After their first Sudan ebolavirus outbreak in 10 years, resulting in 164 cases, Uganda today announced the Ebola outbreak is over.
Today, Uganda announced their Ebola disease outbreak, which began on September 20, 2022, is officially over. The outbreak was caused by Sudan ebolavirus (SUDV), and resulted in 143 confirmed cases, 22 probable cases, 87 recovered patients, and 55 confirmed deaths.
“I congratulate Uganda for its robust and comprehensive response which has resulted in today’s victory over Ebola,” said Dr. Tedros Adhanom Ghebreyesus, Director-General of the World Health Organization (WHO). “Uganda has shown that Ebola can be defeated when the whole system works together, from having an alert system in place, to finding and caring for people affected and their contacts, to gaining the full participation of affected communities in the response. Lessons learned and the systems put in place for this outbreak will protect Ugandans and others in the years ahead.”

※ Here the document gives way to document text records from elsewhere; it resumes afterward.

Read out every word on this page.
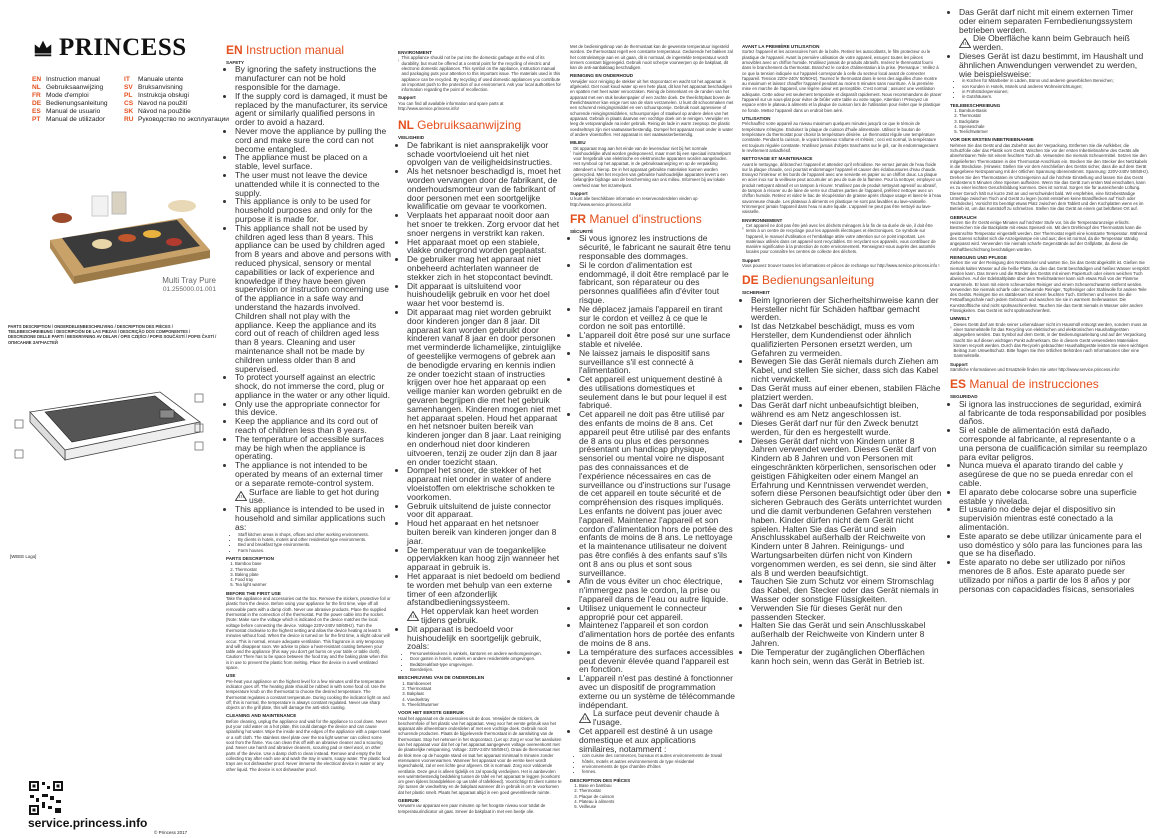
PRINCESS
EN Instruction manual	IT Manuale utente
NL Gebruiksaanwijzing	SV Bruksanvisning
FR Mode d'emploi	PL Instrukcja obsługi
DE Bedienungsanleitung	CS Navod na použití
ES Manual de usuario	SK Návod na použitie
PT Manual de utilizador	RU Руководство по эксплуатации
Multi Tray Pure
01.255000.01.001
PARTS DESCRIPTION / ONDERDELENBESCHRIJVING / DESCRIPTION DES PIÈCES / TEILEBESCHREIBUNG / DESCRIPCIÓN DE LAS PIEZAS / DESCRIÇÃO DOS COMPONENTES / DESCRIZIONE DELLE PARTI / BESKRIVNING AV DELAR / OPIS CZĘŚCI / POPIS SOUČÁSTÍ / POPIS ČASTÍ / ОПИСАНИЕ ЗАПЧАСТЕЙ
[WEEE Logo]
service.princess.info
© Princess 2017
EN Instruction manual
SAFETY
• By ignoring the safety instructions the manufacturer can not be hold responsible for the damage.
• If the supply cord is damaged, it must be replaced by the manufacturer, its service agent or similarly qualified persons in order to avoid a hazard.
• Never move the appliance by pulling the cord and make sure the cord can not become entangled.
• The appliance must be placed on a stable, level surface.
• The user must not leave the device unattended while it is connected to the supply.
• This appliance is only to be used for household purposes and only for the purpose it is made for.
• This appliance shall not be used by children aged less than 8 years. This appliance can be used by children aged from 8 years and above and persons with reduced physical, sensory or mental capabilities or lack of experience and knowledge if they have been given supervision or instruction concerning use of the appliance in a safe way and understand the hazards involved. Children shall not play with the appliance. Keep the appliance and its cord out of reach of children aged less than 8 years. Cleaning and user maintenance shall not be made by children unless older than 8 and supervised.
• To protect yourself against an electric shock, do not immerse the cord, plug or appliance in the water or any other liquid.
• Only use the appropriate connector for this device.
• Keep the appliance and its cord out of reach of children less than 8 years.
• The temperature of accessible surfaces may be high when the appliance is operating.
• The appliance is not intended to be operated by means of an external timer or a separate remote-control system.
Surface are liable to get hot during use.
• This appliance is intended to be used in household and similar applications such as:
• Staff kitchen areas in shops, offices and other working environments.
• By clients in hotels, motels and other residential type environments.
• Bed and breakfast type environments.
• Farm houses.
PARTS DESCRIPTION
1. Bamboo base
2. Thermostat
3. Baking plate
4. Food tray
5. Tea light warmer
BEFORE THE FIRST USE

Take the appliance and accessories out the box. Remove the stickers, protective foil or plastic from the device. Before using your appliance for the first time, wipe off all removable parts with a damp cloth. Never use abrasive products. Place the supplied thermostat in the connection of the thermostat. Put the power cable into the socket. (Note: Make sure the voltage which is indicated on the device matches the local voltage before connecting the device. Voltage 220V-240V 50/60Hz). Turn the thermostat clockwise to the highest setting and allow the device heating at least 5 minutes without food. When the device is turned on for the first time, a slight odour will occur. This is normal, ensure adequate ventilation. This fragrance is only temporary and will disappear soon. We advise to place a heat-resistant coating between your table and the appliance (this way you don't get burns on your table or table cloth). Caution! There has to be space between the food tray and the baking plate when this is in use to prevent the plastic from melting. Place the device in a well ventilated space.

USE

Pre-heat your appliance on the highest level for a few minutes until the temperature indicator goes off. The heating plate should be rubbed in with some food oil. Use the temperature knob on the thermostat to choose the desired temperature. The thermostat regulates a constant temperature. During cooking the indicator light on and off; this is normal, the temperature is always constant regulated. Never use sharp objects on the grill plate, this will damage the anti-stick coating.

CLEANING AND MAINTENANCE

Before cleaning, unplug the appliance and wait for the appliance to cool down. Never put your cold water on a hot plate, this could damage the device and can cause splashing hot water. Wipe the inside and the edges of the appliance with a paper towel or a soft cloth. The stainless steel plate over the tea light warmer can collect some soot from the flame. You can clean this off with an abrasive cleaner and a scouring pad. Never use harsh and abrasive cleaners, scouring pad or steel wool, on other parts of the device. Use a damp cloth to clean instead. Remove and empty the fat collecting tray after each use and wash the tray in warm, soapy water. The plastic food trays are not dishwasher proof. Never immerse the electrical device in water or any other liquid. The device is not dishwasher proof.

ENVIRONMENT

This appliance should not be put into the domestic garbage at the end of its durability, but must be offered at a central point for the recycling of electric and electronic domestic appliances. This symbol on the appliance, instruction manual and packaging puts your attention to this important issue. The materials used in this appliance can be recycled. By recycling of used domestic appliances you contribute an important push to the protection of our environment. Ask your local authorities for information regarding the point of recollection.

Support

You can find all available information and spare parts at http://www.service.princess.info!

NL Gebruiksaanwijzing
VEILIGHEID
• De fabrikant is niet aansprakelijk voor schade voortvloeiend uit het niet opvolgen van de veiligheidsinstructies.
• Als het netsnoer beschadigd is, moet het worden vervangen door de fabrikant, de onderhoudsmonteur van de fabrikant of door personen met een soortgelijke kwalificatie om gevaar te voorkomen.
• Verplaats het apparaat nooit door aan het snoer te trekken. Zorg ervoor dat het snoer nergens in verstrikt kan raken.
• Het apparaat moet op een stabiele, vlakke ondergrond worden geplaatst.
• De gebruiker mag het apparaat niet onbeheerd achterlaten wanneer de stekker zich in het stopcontact bevindt.
• Dit apparaat is uitsluitend voor huishoudelijk gebruik en voor het doel waar het voor bestemd is.
• Dit apparaat mag niet worden gebruikt door kinderen jonger dan 8 jaar. Dit apparaat kan worden gebruikt door kinderen vanaf 8 jaar en door personen met verminderde lichamelijke, zintuiglijke of geestelijke vermogens of gebrek aan de benodigde ervaring en kennis indien ze onder toezicht staan of instructies krijgen over hoe het apparaat op een veilige manier kan worden gebruikt en de gevaren begrijpen die met het gebruik samenhangen. Kinderen mogen niet met het apparaat spelen. Houd het apparaat en het netsnoer buiten bereik van kinderen jonger dan 8 jaar. Laat reiniging en onderhoud niet door kinderen uitvoeren, tenzij ze ouder zijn dan 8 jaar en onder toezicht staan.
• Dompel het snoer, de stekker of het apparaat niet onder in water of andere vloeistoffen om elektrische schokken te voorkomen.
• Gebruik uitsluitend de juiste connector voor dit apparaat.
• Houd het apparaat en het netsnoer buiten bereik van kinderen jonger dan 8 jaar.
• De temperatuur van de toegankelijke oppervlakken kan hoog zijn wanneer het apparaat in gebruik is.
• Het apparaat is niet bedoeld om bediend te worden met behulp van een externe timer of een afzonderlijk afstandbedieningssysteem.
Het oppervlak kan heet worden tijdens gebruik.
• Dit apparaat is bedoeld voor huishoudelijk en soortgelijk gebruik, zoals:
• Personeelskeukens in winkels, kantoren en andere werkomgevingen.
• Door gasten in hotels, motels en andere residentiële omgevingen.
• Bed&breakfast-type omgevingen.
• Boerderijen.
BESCHRIJVING VAN DE ONDERDELEN
1. Bamboevoet
2. Thermostaat
3. Bakplaat
4. Voedseltray
5. Theelichtwarmer
VOOR HET EERSTE GEBRUIK

Haal het apparaat en de accessoires uit de doos. Verwijder de stickers, de beschermfolie of het plastic van het apparaat. Veeg voor het eerste gebruik van het apparaat alle afneembare onderdelen af met een vochtige doek. Gebruik nooit schurende producten. Plaats de bijgeleverde thermostaat in de aansluiting van de thermostaat. Stop het netsnoer in het stopcontact. (Let op: Zorg er voor het aansluiten van het apparaat voor dat het op het apparaat aangegeven voltage overeenkomt met de plaatselijke netspanning. Voltage: 220V-240V 50/60Hz). Draai de thermostaat met de klok mee op de hoogste stand en laat het apparaat minimaal 5 minuten zonder etenswaren voorverwarmen. Wanneer het apparaat voor de eerste keer wordt ingeschakeld, zal er een lichte geur afgeven. Dit is normaal. Zorg voor voldoende ventilatie. Deze geur is alleen tijdelijk en zal spoedig verdwijnen. Het is aanbevolen een warmtebestendig beddeking tussen de tafel en het apparaat te leggen (voorkomt om geen tijdens brandplekken op uw tafel of tafelkleed). Voorzichtig! Er dient ruimte te zijn tussen de voedseltray en de bakplaat wanneer dit in gebruik is om te voorkomen dat het plastic smelt. Plaats het apparaat altijd in een goed geventileerde ruimte.

GEBRUIK

Verwarm uw apparaat een paar minuten op het hoogste niveau voor totdat de temperatuurindicator uit gaat. Smeer de bakplaat in met een beetje olie.

Met de bedieningsknop van de thermostaat kan de gewenste temperatuur ingesteld worden. De thermostaat regelt een constante temperatuur. Gedurende het bakken zal het controlelampje aan en uit gaan, dit is normaal, de ingestelde temperatuur wordt immers constant bijgeregeld. Gebruik nooit scherpe voorwerpen op de bakplaat, dit kan de anti-aanbaklaag beschadigen.

REINIGING EN ONDERHOUD

Verwijder voor reiniging de stekker uit het stopcontact en wacht tot het apparaat is afgekoeld. Giet nooit koud water op een hete plaat, dit kan het apparaat beschadigen en spatten met heet water veroorzaken. Reinig de binnenkant en de randen van het apparaat met een stuk keukenpapier of een zachte doek. De theelichtplaat boven de theelichtwarmer kan enige roet van de vlam verzamelen. U kunt dit schoonmaken met een schurend reinigingsmiddel en een schuursponsje. Gebruik nooit agressieve of schurende reinigingsmiddelen, schuursponsjes of staalwol op andere delen van het apparaat. Gebruik in plaats daarvan een vochtige doek om te reinigen. Verwijder en leeg de vetopvanglade na ieder gebruik. Reinig de lade in warm zeepsop. De plastic voedseltrays zijn niet vaatwasserbestendig. Dompel het apparaat nooit onder in water of andere vloeistoffen. Het apparaat is niet vaatwasserbestendig.

MILIEU

Dit apparaat mag aan het einde van de levensduur niet bij het normale huishoudelijke afval worden gedeponeerd, maar moet bij een speciaal inzamelpunt voor hergebruik van elektrische en elektronische apparaten worden aangeboden. Het symbool op het apparaat, in de gebruiksaanwijzing en op de verpakking attendeert u hierop. De in het apparaat gebruikte materialen kunnen worden gerecycled. Met het recyclen van gebruikte huishoudelijke apparaten levert u een belangrijke bijdrage aan de bescherming van ons milieu. Informeer bij uw lokale overheid naar het inzamelpunt.

Support

U kunt alle beschikbare informatie en reserveonderdelen vinden op http://www.service.princess.info!

FR Manuel d'instructions
SÉCURITÉ
• Si vous ignorez les instructions de sécurité, le fabricant ne saurait être tenu responsable des dommages.
• Si le cordon d'alimentation est endommagé, il doit être remplacé par le fabricant, son réparateur ou des personnes qualifiées afin d'éviter tout risque.
• Ne déplacez jamais l'appareil en tirant sur le cordon et veillez à ce que le cordon ne soit pas entortillé.
• L'appareil doit être posé sur une surface stable et nivelée.
• Ne laissez jamais le dispositif sans surveillance s'il est connecté à l'alimentation.
• Cet appareil est uniquement destiné à des utilisations domestiques et seulement dans le but pour lequel il est fabriqué.
• Cet appareil ne doit pas être utilisé par des enfants de moins de 8 ans. Cet appareil peut être utilisé par des enfants de 8 ans ou plus et des personnes présentant un handicap physique, sensoriel ou mental voire ne disposant pas des connaissances et de l'expérience nécessaires en cas de surveillance ou d'instructions sur l'usage de cet appareil en toute sécurité et de compréhension des risques impliqués. Les enfants ne doivent pas jouer avec l'appareil. Maintenez l'appareil et son cordon d'alimentation hors de portée des enfants de moins de 8 ans. Le nettoyage et la maintenance utilisateur ne doivent pas être confiés à des enfants sauf s'ils ont 8 ans ou plus et sont sous surveillance.
• Afin de vous éviter un choc électrique, n'immergez pas le cordon, la prise ou l'appareil dans de l'eau ou autre liquide.
• Utilisez uniquement le connecteur approprié pour cet appareil.
• Maintenez l'appareil et son cordon d'alimentation hors de portée des enfants de moins de 8 ans.
• La température des surfaces accessibles peut devenir élevée quand l'appareil est en fonction.
• L'appareil n'est pas destiné à fonctionner avec un dispositif de programmation externe ou un système de télécommande indépendant.
La surface peut devenir chaude à l'usage.
• Cet appareil est destiné à un usage domestique et aux applications similaires, notamment :
• coin cuisine des commerces, bureaux et autres environnements de travail
• hôtels, motels et autres environnements de type résidentiel
• environnements de type chambre d'hôtes
• fermes.
DESCRIPTION DES PIÈCES
1. Base en bambou
2. Thermostat
3. Plaque de cuisson
4. Plateau à aliments
5. Veilleuse
AVANT LA PREMIÈRE UTILISATION

Sortez l'appareil et les accessoires hors de la boîte. Retirez les autocollants, le film protecteur ou le plastique de l'appareil. Avant la première utilisation de votre appareil, essuyez toutes les pièces amovibles avec un chiffon humide. N'utilisez jamais de produits abrasifs. Insérez le thermostat fourni dans le branchement du thermostat. Branchez le cordon d'alimentation à la prise. (Remarque : Veillez à ce que la tension indiquée sur l'appareil corresponde à celle du secteur local avant de connecter l'appareil. Tension 220V-240V 50/60Hz). Tournez le thermostat dans le sens des aiguilles d'une montre au maximum et laissez chauffer l'appareil pendant au moins 5 minutes sans nourriture. À la première mise en marche de l'appareil, une légère odeur est perceptible. C'est normal ; assurez une ventilation adéquate. Cette odeur est seulement temporaire et disparaît rapidement. Nous recommandons de placer l'appareil sur un sous-plat pour éviter de brûler votre table ou votre nappe. Attention ! Prévoyez un espace entre le plateau à aliments et la plaque de cuisson lors de l'utilisation pour éviter que le plastique ne fonde. Mettez l'appareil dans un endroit bien aéré.

UTILISATION

Préchauffez votre appareil au niveau maximum quelques minutes jusqu'à ce que le témoin de température s'éteigne. Enduisez la plaque de cuisson d'huile alimentaire. Utilisez le bouton de température du thermostat pour choisir la température désirée. Le thermostat régule une température constante. Pendant la cuisson, le voyant lumineux s'allume et s'éteint ; ceci est normal, la température est toujours régulée constante. N'utilisez jamais d'objets tranchants sur le gril, car ils endommageraient le revêtement antiadhésif.

NETTOYAGE ET MAINTENANCE

Avant le nettoyage, débranchez l'appareil et attendez qu'il refroidisse. Ne versez jamais de l'eau froide sur la plaque chaude, ceci pourrait endommager l'appareil et causer des éclaboussures d'eau chaude. Essuyez l'intérieur et les bords de l'appareil avec une serviette en papier ou un chiffon doux. La plaque en acier inox sur la veilleuse peut accumuler un peu de suie de la flamme. Pour la nettoyer, employez un produit nettoyant abrasif et un tampon à récurer. N'utilisez pas de produit nettoyant agressif ou abrasif, de tampon à récurer ou de laine de verre sur d'autres parties de l'appareil, préférez nettoyer avec un chiffon humide. Retirez et videz le bac de récupération de graisse après chaque usage et lavez-le à l'eau savonneuse chaude. Les plateaux à aliments en plastique ne sont pas lavables au lave-vaisselle. N'immergez jamais l'appareil dans l'eau ni autre liquide. L'appareil ne peut pas être nettoyé au lave-vaisselle.

ENVIRONNEMENT

Cet appareil ne doit pas être jeté avec les déchets ménagers à la fin de sa durée de vie, il doit être remis à un centre de recyclage pour les appareils électriques et électroniques. Ce symbole sur l'appareil, le manuel d'utilisation et l'emballage attire votre attention sur ce point important. Les matériaux utilisés dans cet appareil sont recyclables. En recyclant vos appareils, vous contribuez de manière significative à la protection de notre environnement. Renseignez-vous auprès des autorités locales pour connaître les centres de collecte des déchets.

Support

Vous pouvez trouver toutes les informations et pièces de rechange sur http://www.service.princess.info !

DE Bedienungsanleitung
SICHERHEIT
• Beim Ignorieren der Sicherheitshinweise kann der Hersteller nicht für Schäden haftbar gemacht werden.
• Ist das Netzkabel beschädigt, muss es vom Hersteller, dem Kundendienst oder ähnlich qualifizierten Personen ersetzt werden, um Gefahren zu vermeiden.
• Bewegen Sie das Gerät niemals durch Ziehen am Kabel, und stellen Sie sicher, dass sich das Kabel nicht verwickelt.
• Das Gerät muss auf einer ebenen, stabilen Fläche platziert werden.
• Das Gerät darf nicht unbeaufsichtigt bleiben, während es am Netz angeschlossen ist.
• Dieses Gerät darf nur für den Zweck benutzt werden, für den es hergestellt wurde.
• Dieses Gerät darf nicht von Kindern unter 8 Jahren verwendet werden. Dieses Gerät darf von Kindern ab 8 Jahren und von Personen mit eingeschränkten körperlichen, sensorischen oder geistigen Fähigkeiten oder einem Mangel an Erfahrung und Kenntnissen verwendet werden, sofern diese Personen beaufsichtigt oder über den sicheren Gebrauch des Geräts unterrichtet wurden und die damit verbundenen Gefahren verstehen haben. Kinder dürfen nicht dem Gerät nicht spielen. Halten Sie das Gerät und sein Anschlusskabel außerhalb der Reichweite von Kindern unter 8 Jahren. Reinigungs- und Wartungsarbeiten dürfen nicht von Kindern vorgenommen werden, es sei denn, sie sind älter als 8 und werden beaufsichtigt.
• Tauchen Sie zum Schutz vor einem Stromschlag das Kabel, den Stecker oder das Gerät niemals in Wasser oder sonstige Flüssigkeiten.
• Verwenden Sie für dieses Gerät nur den passenden Stecker.
• Halten Sie das Gerät und sein Anschlusskabel außerhalb der Reichweite von Kindern unter 8 Jahren.
• Die Temperatur der zugänglichen Oberflächen kann hoch sein, wenn das Gerät in Betrieb ist.
• Das Gerät darf nicht mit einem externen Timer oder einem separaten Fernbedienungssystem betrieben werden.
Die Oberfläche kann beim Gebrauch heiß werden.
• Dieses Gerät ist dazu bestimmt, im Haushalt und ähnlichen Anwendungen verwendet zu werden, wie beispielsweise:
• in Küchen für Mitarbeiter in Läden, Büros und anderen gewerblichen Bereichen;
• von Kunden in Hotels, Motels und anderen Wohneinrichtungen;
• in Frühstückspensionen;
• in Gutshäusern.
TEILEBESCHREIBUNG
1. Bambus-Basis
2. Thermostat
3. Backplatte
4. Speiseschale
5. Teelichtwärmer
VOR DER ERSTEN INBETRIEBNAHME

Nehmen Sie das Gerät und das Zubehör aus der Verpackung. Entfernen Sie die Aufkleber, die Schutzfolie oder das Plastik vom Gerät. Wischen Sie vor der ersten Inbetriebnahme des Geräts alle abnehmbaren Teile mit einem feuchten Tuch ab. Verwenden Sie niemals Scheuermittel. Setzen Sie den mitgelieferten Thermostaten in den Thermostat-Anschluss ein. Stecken Sie den Stecker des Netzkabels in die Steckdose. (Hinweis: Stellen Sie vor dem Anschließen des Geräts sicher, dass die auf dem Gerät angegebene Netzspannung mit der örtlichen Spannung übereinstimmt. Spannung: 220V-240V 50/60Hz). Drehen Sie den Thermostaten im Uhrzeigersinn auf die höchste Einstellung und lassen Sie das Gerät mindestens 5 Minuten ohne Speisen aufheizen. Wenn Sie das Gerät zum ersten Mal einschalten, kann es zu einer leichten Geruchsbildung kommen. Dies ist normal. Sorgen Sie für ausreichende Lüftung. Dieser Geruch hält nur kurze Zeit an und verschwindet bald. Wir empfehlen, eine hitzebeständige Unterlage zwischen Tisch und Gerät zu legen (somit entstehen keine Brandflecken auf Tisch oder Tischdecke). Vorsicht! Es benötigt etwas Platz zwischen dem Tablett und den Kochplatten wenn es im Betrieb ist, um das Kunststoff zu schmelzen. Stellen Sie das Gerät an einem gut belüfteten Ort auf.

GEBRAUCH

Heizen Sie Ihr Gerät einige Minuten auf höchster Stufe vor, bis die Temperaturanzeige erlischt. Bestreichen Sie die Backplatte mit etwas Speiseöl ein. Mit dem Drehknopf des Thermostats kann die gewünschte Temperatur eingestellt werden. Der Thermostat regelt eine konstante Temperatur. Während des Garens schaltet sich die Anzeigelampe ein und aus; dies ist normal, da die Temperatur ständig angepasst wird. Verwenden Sie niemals scharfe Gegenstände auf der Grillplatte, da diese die Antihaftbeschichtung beschädigen würden.

REINIGUNG UND PFLEGE

Ziehen Sie vor der Reinigung den Netzstecker und warten Sie, bis das Gerät abgekühlt ist. Gießen Sie niemals kaltes Wasser auf die heiße Platte, da dies das Gerät beschädigen und heißes Wasser verspritzt werden kann. Das Innere und die Ränder des Geräts mit einem Papiertuch oder einem weichen Tuch abwischen. Auf der Edelstahlplatte über dem Teelichtwärmer kann sich etwas Ruß von der Flamme ansammeln. Er kann mit einem scheuernden Reiniger und einem Scheuerschwamm entfernt werden. Verwenden Sie niemals scharfe oder scheuernde Reiniger, Topfreiniger oder Stahlwolle für andere Teile des Geräts. Reinigen Sie es stattdessen mit einem feuchten Tuch. Entfernen und leeren Sie die Fettauffangschale nach jedem Gebrauch und waschen Sie sie in warmem Seifenwasser. Die Kunststofftische sind nicht spülmaschinenfest. Tauchen Sie das Gerät niemals in Wasser oder andere Flüssigkeiten. Das Gerät ist nicht spülmaschinenfest.

UMWELT

Dieses Gerät darf am Ende seiner Lebensdauer nicht im Hausmüll entsorgt werden, sondern muss an einer Sammelstelle für das Recycling von elektrischen und elektronischen Haushaltsgeräten abgegeben werden. Das Symbol auf dem Gerät, in der Bedienungsanleitung und auf der Verpackung macht Sie auf diesen wichtigen Punkt aufmerksam. Die in diesem Gerät verwendeten Materialien können recycelt werden. Durch das Recyceln gebrauchter Haushaltsgeräte leisten Sie einen wichtigen Beitrag zum Umweltschutz. Bitte fragen Sie Ihre örtlichen Behörden nach Informationen über eine Sammelstelle.

Support

Sämtliche Informationen und Ersatzteile finden Sie unter http://www.service.princess.info!

ES Manual de instrucciones
SEGURIDAD
• Si ignora las instrucciones de seguridad, eximirá al fabricante de toda responsabilidad por posibles daños.
• Si el cable de alimentación está dañado, corresponde al fabricante, al representante o a una persona de cualificación similar su reemplazo para evitar peligros.
• Nunca mueva el aparato tirando del cable y asegúrese de que no se pueda enredar con el cable.
• El aparato debe colocarse sobre una superficie estable y nivelada.
• El usuario no debe dejar el dispositivo sin supervisión mientras esté conectado a la alimentación.
• Este aparato se debe utilizar únicamente para el uso doméstico y sólo para las funciones para las que se ha diseñado.
• Este aparato no debe ser utilizado por niños menores de 8 años. Este aparato puede ser utilizado por niños a partir de los 8 años y por personas con capacidades físicas, sensoriales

This was Uganda’s first SUDV outbreak since 2012, and only the fifth outbreak ever for the SUDV strain. Sudan ebolavirus is 1 of 6 Ebola species for which there are no approved vaccines nor therapeutics.
The first Ebola infection was confirmed on September 20 in Uganda’s central Mubende district. This first confirmed patient died the same day his blood samples tested positive for SUDV, a testament to the severe and often deadly nature of the virus.
Uganda exhibited immediate and vigilant surveillance and contact tracing. More than 4000 people who came in contact with confirmed SUDV cases were subjected to follow-up and monitored for 21 days.
The last patient was released from a care facility on November 30, which began a 42-day countdown to the end of the outbreak. Overall, this SUDV outbreak had a 47% case-fatality ratio, on the lower end compared to past outbreaks, which ranged from 41-100% estimated fatality ratios.
SUDV is spread by human-to-human contact with the bodily fluid of a person who is sick or has died of the virus. The incubation period may range from 2-21 days, and infected persons are not contagious until they display Ebola symptoms.
WHO and its partners supported Uganda by deploying experts who could assist and train in contact tracing, testing, patient care, and establishing isolation and treatment centers. WHO also identified 3 potential SUDV vaccine candidates, and over 5000 doses of these vaccines were delivered to Uganda throughout the month of December.
“While these candidate vaccines were not used during this outbreak, they remain the contribution of Uganda and partners to the fight against Ebola,” said Dr. Yonas Tegegn Woldemariam, a Uganda-based WHO representative.
The Ebola outbreak is declared over, but WHO noted health authorities will continue surveillance efforts, monitoring for any infection flare-ups in Uganda and neighboring countries. Survivors of the SUDV outbreak will be supported by a newly instated follow-up program.